A few ideas for teams re-considering the user experience of their software:

  • Take a step back to evaluate the look and feel of your user experience. If it’s dated or feels too “technical,” users can feel like it’s not modern, even if the functionality itself is state-of-the-art.
  • Follow user experience standards and best practices that users are accustomed to in other software.
  • Bring in user-friendly copy to guide users through the software in an approachable, enlightening way.
  • Incorporate your brand into the product in ways that bring in some personality and delight to what might otherwise be humdrum, everyday tasks.

“It was too complicated. I couldn’t understand how to use it and didn’t have time to figure it out.”

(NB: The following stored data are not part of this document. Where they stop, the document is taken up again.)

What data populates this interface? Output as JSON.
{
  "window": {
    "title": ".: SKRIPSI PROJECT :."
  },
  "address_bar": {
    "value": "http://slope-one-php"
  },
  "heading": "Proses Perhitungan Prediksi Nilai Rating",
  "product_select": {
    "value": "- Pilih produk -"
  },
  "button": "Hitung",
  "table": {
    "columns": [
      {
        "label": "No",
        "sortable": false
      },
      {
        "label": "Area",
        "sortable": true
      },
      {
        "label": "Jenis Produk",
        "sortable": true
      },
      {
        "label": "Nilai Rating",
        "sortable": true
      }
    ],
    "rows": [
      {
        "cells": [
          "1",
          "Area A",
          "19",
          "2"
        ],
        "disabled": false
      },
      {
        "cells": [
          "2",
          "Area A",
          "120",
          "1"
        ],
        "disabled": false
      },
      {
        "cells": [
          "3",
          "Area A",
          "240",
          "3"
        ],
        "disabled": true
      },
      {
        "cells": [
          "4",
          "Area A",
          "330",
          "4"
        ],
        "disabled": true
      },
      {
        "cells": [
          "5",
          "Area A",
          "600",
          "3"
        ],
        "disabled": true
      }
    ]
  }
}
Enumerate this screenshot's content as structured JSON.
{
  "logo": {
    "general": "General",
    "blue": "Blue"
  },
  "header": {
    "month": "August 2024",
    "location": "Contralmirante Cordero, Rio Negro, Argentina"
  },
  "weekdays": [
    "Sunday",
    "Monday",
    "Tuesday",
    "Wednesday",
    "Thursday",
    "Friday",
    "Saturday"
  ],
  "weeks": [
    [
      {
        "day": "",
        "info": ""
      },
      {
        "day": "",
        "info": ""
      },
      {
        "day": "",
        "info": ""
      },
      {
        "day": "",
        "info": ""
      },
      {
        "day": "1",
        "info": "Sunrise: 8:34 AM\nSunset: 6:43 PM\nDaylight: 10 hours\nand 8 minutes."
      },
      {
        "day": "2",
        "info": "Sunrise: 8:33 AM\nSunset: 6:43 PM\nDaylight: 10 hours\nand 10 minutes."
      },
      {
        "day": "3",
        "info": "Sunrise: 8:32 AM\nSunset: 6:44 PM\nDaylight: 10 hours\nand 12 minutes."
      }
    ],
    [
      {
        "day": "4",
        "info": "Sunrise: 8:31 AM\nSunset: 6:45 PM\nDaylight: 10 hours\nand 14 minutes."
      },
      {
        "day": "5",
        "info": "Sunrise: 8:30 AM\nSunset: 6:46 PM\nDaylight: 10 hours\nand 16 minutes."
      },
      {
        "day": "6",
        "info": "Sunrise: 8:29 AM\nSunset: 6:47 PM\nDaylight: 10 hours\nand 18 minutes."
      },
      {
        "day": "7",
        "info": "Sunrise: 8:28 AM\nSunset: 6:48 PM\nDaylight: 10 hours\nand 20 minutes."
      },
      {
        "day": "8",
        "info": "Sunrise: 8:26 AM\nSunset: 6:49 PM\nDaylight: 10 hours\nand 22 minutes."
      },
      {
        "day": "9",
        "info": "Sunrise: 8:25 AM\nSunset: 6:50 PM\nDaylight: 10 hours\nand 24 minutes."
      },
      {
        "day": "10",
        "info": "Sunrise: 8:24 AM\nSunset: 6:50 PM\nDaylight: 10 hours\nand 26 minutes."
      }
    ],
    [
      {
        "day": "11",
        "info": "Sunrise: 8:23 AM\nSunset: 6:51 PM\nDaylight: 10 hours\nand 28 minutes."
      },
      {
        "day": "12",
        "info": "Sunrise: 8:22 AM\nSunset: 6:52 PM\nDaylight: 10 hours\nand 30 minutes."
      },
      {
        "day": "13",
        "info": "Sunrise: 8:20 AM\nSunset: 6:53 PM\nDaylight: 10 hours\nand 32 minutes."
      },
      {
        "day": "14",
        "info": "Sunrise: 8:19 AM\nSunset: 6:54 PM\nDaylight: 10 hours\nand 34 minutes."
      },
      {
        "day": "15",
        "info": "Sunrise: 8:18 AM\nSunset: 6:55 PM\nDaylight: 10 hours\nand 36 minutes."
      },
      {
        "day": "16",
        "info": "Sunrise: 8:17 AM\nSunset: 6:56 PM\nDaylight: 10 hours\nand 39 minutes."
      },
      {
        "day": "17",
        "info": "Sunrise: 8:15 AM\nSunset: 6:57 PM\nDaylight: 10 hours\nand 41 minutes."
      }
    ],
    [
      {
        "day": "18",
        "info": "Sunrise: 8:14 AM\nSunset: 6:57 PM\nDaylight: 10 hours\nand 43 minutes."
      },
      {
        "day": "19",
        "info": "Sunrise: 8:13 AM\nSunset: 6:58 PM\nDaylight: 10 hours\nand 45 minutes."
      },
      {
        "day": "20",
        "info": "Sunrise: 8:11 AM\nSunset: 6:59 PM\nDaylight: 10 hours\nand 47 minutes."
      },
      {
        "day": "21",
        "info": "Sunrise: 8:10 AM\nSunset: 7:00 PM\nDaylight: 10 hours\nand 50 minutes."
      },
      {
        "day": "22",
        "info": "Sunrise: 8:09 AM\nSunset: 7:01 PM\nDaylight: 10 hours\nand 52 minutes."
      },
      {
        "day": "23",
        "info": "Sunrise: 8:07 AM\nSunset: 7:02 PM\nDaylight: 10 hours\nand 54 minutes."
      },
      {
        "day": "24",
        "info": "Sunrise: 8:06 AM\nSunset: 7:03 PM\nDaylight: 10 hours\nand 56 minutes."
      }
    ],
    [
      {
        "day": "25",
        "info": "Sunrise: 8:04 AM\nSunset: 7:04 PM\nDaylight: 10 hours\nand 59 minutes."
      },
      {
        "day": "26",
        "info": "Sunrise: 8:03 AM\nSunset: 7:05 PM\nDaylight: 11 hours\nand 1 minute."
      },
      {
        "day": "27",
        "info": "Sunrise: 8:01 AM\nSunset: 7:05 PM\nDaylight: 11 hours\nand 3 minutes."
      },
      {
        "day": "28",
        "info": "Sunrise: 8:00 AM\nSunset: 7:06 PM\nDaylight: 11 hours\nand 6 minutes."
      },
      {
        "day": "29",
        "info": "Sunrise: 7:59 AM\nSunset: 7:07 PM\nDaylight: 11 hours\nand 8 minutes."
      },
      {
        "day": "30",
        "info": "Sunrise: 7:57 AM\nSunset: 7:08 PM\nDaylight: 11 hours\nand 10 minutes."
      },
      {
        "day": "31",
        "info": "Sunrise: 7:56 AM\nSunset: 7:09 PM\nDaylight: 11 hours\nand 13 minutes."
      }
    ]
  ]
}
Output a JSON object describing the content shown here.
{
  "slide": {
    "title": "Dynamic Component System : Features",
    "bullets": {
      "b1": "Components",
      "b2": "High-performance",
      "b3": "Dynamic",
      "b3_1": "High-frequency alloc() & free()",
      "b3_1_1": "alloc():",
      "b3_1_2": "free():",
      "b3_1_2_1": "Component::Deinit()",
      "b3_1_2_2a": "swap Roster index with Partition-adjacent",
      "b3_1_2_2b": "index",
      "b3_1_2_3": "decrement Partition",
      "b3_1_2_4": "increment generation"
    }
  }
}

When users are overwhelmed out of the gate, particularly with software they may not use every day and in a domain where there are many alternatives, they’re quick to give up and move on to something else. 

You can address this by:

  • Introducing your users to the software in the beginning with guided and friendly onboarding that is both instructive and delightful.
  • Using feature onboarding to make existing users aware of new offerings and walking them through the functionality: Onboarding doesn’t stop with new users!
  • Making sure you’re not setting users up to fail: Reduce ways for them to make mistakes or produce something ugly or incomplete. You can help them with templates, suggested or recommended content and by seeding their accounts with sample data.
  • Re-examining your user experience design: Even very complicated software can guide users in an intuitive way through a workflow. 

“It was too expensive.”

Complaints on price are relative—they’re always rooted in the buyer’s perception of value. 

For your buyers who feel the value doesn’t meet the price, ask these questions to get to the root of the problem:

  • Does the software deliver on a high-value promise? Are you providing the features that go beyond what lower-priced competitors are offering? This means not just providing the tools to perform a task, but also making the user better at their job or making their outcome better.
  • Do they understand how to get value from the software? Is the user experience too complicated or value features too hidden to showcase the value? You might combat this with onboarding or by re-examining your user experience design.
  • Are they getting the value, but aren’t aware of it? Is the software lacking the feedback mechanisms to help people understand what they’re getting? Cybersecurity software tends to run into this issue because their value is in what they prevent from happening, and they can combat that lack of awareness by pushing reports and summaries that describe what’s happening behind the scenes.
  • Do they know that the value is available to them? Are you fully utilizing the power of product marketing to make users aware of what you offer and how they can take advantage of it? You can do this in your marketing materials but also from within the software itself.

When customer churn is an issue and it feels like you’re bleeding revenue, it can be easy to take knee-jerk actions that may not help and will confuse your team. 

Carefully investigate the real issues by talking to churned customers, taking time to ideate and prioritize experiments and communicating the plan to your team in a way that creates alignment around the issue and how you’ll address it. 

It can be extremely beneficial to engage an outside partner to conduct conversations and help identify these issues and solutions with unbiased eyes.